Tuesday, May 24, 2016

My Life As a Sous Chef

The puppies are 12 days old now. People ask me how it's going and for the most part, every thing is good and everything is easy. I can say this because I'm not the mama who has nine rabid gerbils hanging off of me every 2-3 hours. Mama, by the way, is awesome. This is a welcome relief from the last two mothers of litters I have dealt with: one of which ignored her pups entirely and the other who physically kicked the pups off of her every time they tried to nurse like she had stepped in some particularly clingy mud.  THIS mama feeds and cleans and nuzzles. Truth is, I don't do very much right now. She takes care of EVERYTHING. And by everything, I mean, I give them clean bedding twice a day but for the most part, the bedding hardly gets dirty because she (gag) consumes it all.

That's maybe something most people don't realize that mama dogs do: the first 2-3 weeks, newborn puppies don't pee or poop on their own--she stimulates their bladders and bowels by licking them and then while she's at it she just, uh, swallows it (gag). I always sort of just want to give her a glass of wine and a breath mint and tell her it will all be over soon. And it will! In just a week or so, they'll be doing things on their own and my job as janitorial staff will ramp up. But for now, I'm just helping her with probably the biggest job: feeding the horde.

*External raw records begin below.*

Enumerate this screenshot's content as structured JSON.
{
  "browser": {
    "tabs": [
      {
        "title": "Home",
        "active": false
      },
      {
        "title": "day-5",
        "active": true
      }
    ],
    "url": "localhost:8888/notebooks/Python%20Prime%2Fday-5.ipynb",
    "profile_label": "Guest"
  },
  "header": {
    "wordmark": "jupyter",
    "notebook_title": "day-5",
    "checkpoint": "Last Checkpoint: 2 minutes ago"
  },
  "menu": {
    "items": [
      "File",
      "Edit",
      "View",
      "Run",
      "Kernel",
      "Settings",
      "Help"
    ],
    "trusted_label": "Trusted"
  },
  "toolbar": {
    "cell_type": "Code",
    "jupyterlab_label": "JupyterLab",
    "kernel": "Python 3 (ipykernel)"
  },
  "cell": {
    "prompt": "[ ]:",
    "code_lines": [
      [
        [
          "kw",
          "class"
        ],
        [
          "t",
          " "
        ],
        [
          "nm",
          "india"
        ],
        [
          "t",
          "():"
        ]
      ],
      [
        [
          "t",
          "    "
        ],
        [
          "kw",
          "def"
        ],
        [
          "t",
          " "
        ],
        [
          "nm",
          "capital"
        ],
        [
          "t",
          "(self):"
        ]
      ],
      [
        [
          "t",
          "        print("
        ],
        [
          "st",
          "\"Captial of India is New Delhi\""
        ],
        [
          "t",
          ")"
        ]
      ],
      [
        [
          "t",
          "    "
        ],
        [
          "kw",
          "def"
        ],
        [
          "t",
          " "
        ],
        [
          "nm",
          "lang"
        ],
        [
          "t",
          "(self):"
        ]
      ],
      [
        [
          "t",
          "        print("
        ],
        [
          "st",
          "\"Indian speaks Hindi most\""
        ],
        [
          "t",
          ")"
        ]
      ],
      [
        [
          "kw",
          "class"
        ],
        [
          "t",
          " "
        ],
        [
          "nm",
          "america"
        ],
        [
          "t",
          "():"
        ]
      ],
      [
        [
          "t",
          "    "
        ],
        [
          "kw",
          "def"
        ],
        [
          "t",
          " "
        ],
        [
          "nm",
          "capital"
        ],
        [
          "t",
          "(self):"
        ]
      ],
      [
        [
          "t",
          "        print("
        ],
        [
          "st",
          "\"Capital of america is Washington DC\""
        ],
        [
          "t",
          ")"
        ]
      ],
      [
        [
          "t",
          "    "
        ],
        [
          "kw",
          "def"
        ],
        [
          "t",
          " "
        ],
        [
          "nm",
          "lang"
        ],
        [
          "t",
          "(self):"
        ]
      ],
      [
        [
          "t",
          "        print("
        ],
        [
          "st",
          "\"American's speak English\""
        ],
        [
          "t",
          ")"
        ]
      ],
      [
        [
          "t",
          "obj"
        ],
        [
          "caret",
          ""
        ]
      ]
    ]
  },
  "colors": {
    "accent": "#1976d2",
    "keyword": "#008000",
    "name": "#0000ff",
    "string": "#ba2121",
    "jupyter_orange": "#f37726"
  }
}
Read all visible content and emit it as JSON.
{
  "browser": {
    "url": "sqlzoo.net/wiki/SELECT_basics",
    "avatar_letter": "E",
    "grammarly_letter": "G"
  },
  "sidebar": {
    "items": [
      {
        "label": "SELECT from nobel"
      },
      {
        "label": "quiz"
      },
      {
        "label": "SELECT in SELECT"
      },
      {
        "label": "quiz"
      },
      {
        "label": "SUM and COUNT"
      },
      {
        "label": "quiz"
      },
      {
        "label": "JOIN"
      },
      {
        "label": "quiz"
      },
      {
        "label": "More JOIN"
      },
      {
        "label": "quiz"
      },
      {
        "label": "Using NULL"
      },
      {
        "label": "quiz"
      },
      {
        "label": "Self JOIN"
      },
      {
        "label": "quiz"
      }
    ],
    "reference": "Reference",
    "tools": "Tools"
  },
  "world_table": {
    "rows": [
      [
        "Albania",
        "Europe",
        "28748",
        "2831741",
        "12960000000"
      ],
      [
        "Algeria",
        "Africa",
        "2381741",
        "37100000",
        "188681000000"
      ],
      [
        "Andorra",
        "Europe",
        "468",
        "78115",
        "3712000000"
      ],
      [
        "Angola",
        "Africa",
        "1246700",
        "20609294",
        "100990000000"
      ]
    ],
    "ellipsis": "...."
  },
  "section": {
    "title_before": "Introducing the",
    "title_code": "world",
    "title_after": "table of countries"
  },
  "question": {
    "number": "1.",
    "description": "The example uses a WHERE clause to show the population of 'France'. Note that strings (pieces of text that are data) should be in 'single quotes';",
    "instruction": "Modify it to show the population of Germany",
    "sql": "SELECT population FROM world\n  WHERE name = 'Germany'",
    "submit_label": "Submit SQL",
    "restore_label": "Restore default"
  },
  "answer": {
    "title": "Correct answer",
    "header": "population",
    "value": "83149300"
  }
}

For the most part so far, everyone seems to be eating well and gaining weight, but they're just not gaining as much as they should be. Ideally, what you'd like to see is puppies doubling their size each week these first couple of weeks and these pups are just a tiny bit behind that. It's understandable though because there are NINE of them and Mama is still so painfully skinny. She came to me almost a month ago with her hip bones and spine showing, despite being super pregnant. I've been feeding her three times a day with supplements AND treats. I can't feed her too much, or she'll just get sick. So, it's a bit of a slow process. Now her bones don't stick out so much, but still, that food she's taking in has to feed TEN. And while she's doing a fantastic job, she's trying to come from behind AND make sure these puppies get enough to eat so they can grow. So, I've been helping her a bit.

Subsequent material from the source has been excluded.